Need help in solving the below problem.
Q)Find the number of ways in which a selection of 4 letters can be made from the letters of the word "DISTILLATION".
a)2 alike, the other two distinct.

Ans)There are 13 letters of 8 different sorts I,I,,I,S,S,T,T,L,L,A,O,N,D.

My book gives the solution as -
The alike pair can be selected in 4 wasys.(Agreed)
While the other 2 distinct letters can be selected form the 7 distinct letters in 7C2 ways.
Hence the req number of ways are 4 x 7C2.

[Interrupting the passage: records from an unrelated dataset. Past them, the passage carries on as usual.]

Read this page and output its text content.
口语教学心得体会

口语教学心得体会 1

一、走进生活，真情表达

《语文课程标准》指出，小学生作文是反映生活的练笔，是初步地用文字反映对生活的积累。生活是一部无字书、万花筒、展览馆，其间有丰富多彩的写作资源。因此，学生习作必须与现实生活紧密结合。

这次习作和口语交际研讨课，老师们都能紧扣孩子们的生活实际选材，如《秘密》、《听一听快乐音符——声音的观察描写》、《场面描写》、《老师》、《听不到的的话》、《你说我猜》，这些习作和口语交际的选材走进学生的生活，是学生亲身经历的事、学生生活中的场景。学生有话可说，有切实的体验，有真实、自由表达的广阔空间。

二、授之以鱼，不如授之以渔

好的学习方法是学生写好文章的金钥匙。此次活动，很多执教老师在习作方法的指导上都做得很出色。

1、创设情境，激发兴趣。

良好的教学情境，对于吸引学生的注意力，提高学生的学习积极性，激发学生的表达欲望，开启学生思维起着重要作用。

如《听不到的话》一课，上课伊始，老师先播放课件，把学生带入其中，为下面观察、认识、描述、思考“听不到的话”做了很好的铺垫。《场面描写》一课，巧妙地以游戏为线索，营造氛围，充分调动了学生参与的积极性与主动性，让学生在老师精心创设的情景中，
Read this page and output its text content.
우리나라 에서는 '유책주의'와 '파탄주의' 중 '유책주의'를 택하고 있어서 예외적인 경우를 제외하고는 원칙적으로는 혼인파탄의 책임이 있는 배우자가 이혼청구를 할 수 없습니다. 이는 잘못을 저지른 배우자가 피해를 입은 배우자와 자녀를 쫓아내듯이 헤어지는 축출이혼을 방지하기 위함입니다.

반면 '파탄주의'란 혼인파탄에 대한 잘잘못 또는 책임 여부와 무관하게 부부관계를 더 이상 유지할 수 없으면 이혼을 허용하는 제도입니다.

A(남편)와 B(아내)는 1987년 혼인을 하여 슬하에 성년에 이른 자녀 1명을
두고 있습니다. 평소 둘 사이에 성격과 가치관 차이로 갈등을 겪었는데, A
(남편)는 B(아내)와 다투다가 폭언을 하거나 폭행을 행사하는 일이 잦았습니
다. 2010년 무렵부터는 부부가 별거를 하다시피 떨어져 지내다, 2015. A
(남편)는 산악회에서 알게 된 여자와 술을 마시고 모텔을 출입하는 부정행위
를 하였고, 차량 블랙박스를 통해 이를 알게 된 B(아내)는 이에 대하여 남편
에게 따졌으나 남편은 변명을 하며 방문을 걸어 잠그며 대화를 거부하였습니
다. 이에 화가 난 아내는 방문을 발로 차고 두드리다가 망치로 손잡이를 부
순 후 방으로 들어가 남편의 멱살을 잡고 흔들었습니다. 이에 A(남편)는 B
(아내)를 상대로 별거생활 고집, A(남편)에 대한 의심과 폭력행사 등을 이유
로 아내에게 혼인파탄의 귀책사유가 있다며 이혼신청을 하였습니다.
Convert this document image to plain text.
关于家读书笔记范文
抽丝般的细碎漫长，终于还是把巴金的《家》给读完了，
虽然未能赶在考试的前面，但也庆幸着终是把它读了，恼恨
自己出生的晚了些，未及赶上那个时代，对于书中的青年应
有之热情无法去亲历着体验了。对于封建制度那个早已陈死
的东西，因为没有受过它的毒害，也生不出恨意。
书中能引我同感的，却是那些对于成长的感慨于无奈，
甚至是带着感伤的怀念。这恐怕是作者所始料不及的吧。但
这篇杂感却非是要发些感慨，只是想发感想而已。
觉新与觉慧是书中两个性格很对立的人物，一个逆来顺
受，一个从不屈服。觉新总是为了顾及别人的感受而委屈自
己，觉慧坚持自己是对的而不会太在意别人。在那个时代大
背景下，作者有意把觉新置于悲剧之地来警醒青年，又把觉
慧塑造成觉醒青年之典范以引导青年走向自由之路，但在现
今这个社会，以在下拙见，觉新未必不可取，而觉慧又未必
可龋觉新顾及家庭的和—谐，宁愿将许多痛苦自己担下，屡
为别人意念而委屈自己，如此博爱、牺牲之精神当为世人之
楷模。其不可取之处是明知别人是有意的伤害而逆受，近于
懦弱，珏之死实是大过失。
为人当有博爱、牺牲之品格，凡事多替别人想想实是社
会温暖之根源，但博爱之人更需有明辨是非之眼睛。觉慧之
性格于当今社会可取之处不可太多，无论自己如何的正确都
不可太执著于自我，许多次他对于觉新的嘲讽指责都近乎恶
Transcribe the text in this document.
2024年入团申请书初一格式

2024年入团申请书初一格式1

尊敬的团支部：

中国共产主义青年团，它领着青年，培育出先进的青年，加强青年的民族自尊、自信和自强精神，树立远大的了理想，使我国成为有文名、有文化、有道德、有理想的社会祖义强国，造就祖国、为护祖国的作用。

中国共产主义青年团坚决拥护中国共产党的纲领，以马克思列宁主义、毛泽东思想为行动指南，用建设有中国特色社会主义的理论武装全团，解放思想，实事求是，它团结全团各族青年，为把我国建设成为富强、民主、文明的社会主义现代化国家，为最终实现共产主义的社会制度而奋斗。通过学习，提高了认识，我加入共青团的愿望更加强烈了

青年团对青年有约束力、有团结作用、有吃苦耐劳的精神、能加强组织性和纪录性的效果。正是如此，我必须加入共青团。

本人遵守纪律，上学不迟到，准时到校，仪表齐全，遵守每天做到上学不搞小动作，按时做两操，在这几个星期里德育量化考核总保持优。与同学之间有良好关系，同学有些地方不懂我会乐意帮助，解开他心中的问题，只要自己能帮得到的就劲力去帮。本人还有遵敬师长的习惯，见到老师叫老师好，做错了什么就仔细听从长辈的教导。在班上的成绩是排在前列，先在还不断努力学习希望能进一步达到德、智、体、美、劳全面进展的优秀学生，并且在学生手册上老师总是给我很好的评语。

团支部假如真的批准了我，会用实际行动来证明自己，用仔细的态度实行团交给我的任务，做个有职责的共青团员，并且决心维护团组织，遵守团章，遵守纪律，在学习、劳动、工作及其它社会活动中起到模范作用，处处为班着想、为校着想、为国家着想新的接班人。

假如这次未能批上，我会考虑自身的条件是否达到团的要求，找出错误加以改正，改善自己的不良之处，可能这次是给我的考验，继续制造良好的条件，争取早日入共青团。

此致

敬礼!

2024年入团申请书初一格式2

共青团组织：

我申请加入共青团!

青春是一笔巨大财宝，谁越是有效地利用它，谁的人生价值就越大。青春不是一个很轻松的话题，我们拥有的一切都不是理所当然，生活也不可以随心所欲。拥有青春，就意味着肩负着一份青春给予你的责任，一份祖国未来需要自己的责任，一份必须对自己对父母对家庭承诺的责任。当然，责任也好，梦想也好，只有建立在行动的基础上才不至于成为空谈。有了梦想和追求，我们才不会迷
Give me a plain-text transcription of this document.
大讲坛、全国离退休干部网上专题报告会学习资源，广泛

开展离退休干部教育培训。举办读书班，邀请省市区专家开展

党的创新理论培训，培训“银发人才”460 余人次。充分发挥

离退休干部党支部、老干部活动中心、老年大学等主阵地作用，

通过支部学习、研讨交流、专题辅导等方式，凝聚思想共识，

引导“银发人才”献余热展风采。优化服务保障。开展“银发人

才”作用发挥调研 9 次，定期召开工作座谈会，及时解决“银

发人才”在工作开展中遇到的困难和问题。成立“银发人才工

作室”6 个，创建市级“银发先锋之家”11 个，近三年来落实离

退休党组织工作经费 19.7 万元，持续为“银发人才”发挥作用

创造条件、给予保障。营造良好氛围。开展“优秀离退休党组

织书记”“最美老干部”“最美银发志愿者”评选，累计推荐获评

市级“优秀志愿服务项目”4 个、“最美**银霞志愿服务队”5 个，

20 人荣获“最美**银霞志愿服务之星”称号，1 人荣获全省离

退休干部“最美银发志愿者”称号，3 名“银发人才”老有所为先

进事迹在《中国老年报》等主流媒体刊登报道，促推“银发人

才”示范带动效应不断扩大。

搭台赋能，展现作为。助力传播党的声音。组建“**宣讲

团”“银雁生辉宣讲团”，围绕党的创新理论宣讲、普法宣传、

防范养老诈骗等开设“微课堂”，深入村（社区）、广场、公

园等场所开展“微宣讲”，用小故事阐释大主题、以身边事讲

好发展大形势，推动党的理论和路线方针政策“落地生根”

But i feel the solution is missing the point when (I,I) 2 alike is selected; we can still select the other 2 distinct from
(I,S,T,,L,A,O,N,D) eitht letters.So I think the solution given is wrong.

Could anyone please correct me if my understanding of the peoblem is wrong or explain me the correct answer.

Regards,

AndyB.

2 identical letters:
III, TT, LL, SS give us 4 choices.

2 distinct letters:
From III, TT, LL, SS: Since 1 of these 4 letters was used above, we have 3 choices left.
The remaining 4 letters (D, A, O, N) give us another 4 choices.
Total number of choices = 3+4 = 7.
Number of combinations of 2 that can be formed from 7 choices = 7C2 = 21.

To combine our choices for the identical pair with our choices for the distinct pair, we multiply the results above:
4*21 = 84.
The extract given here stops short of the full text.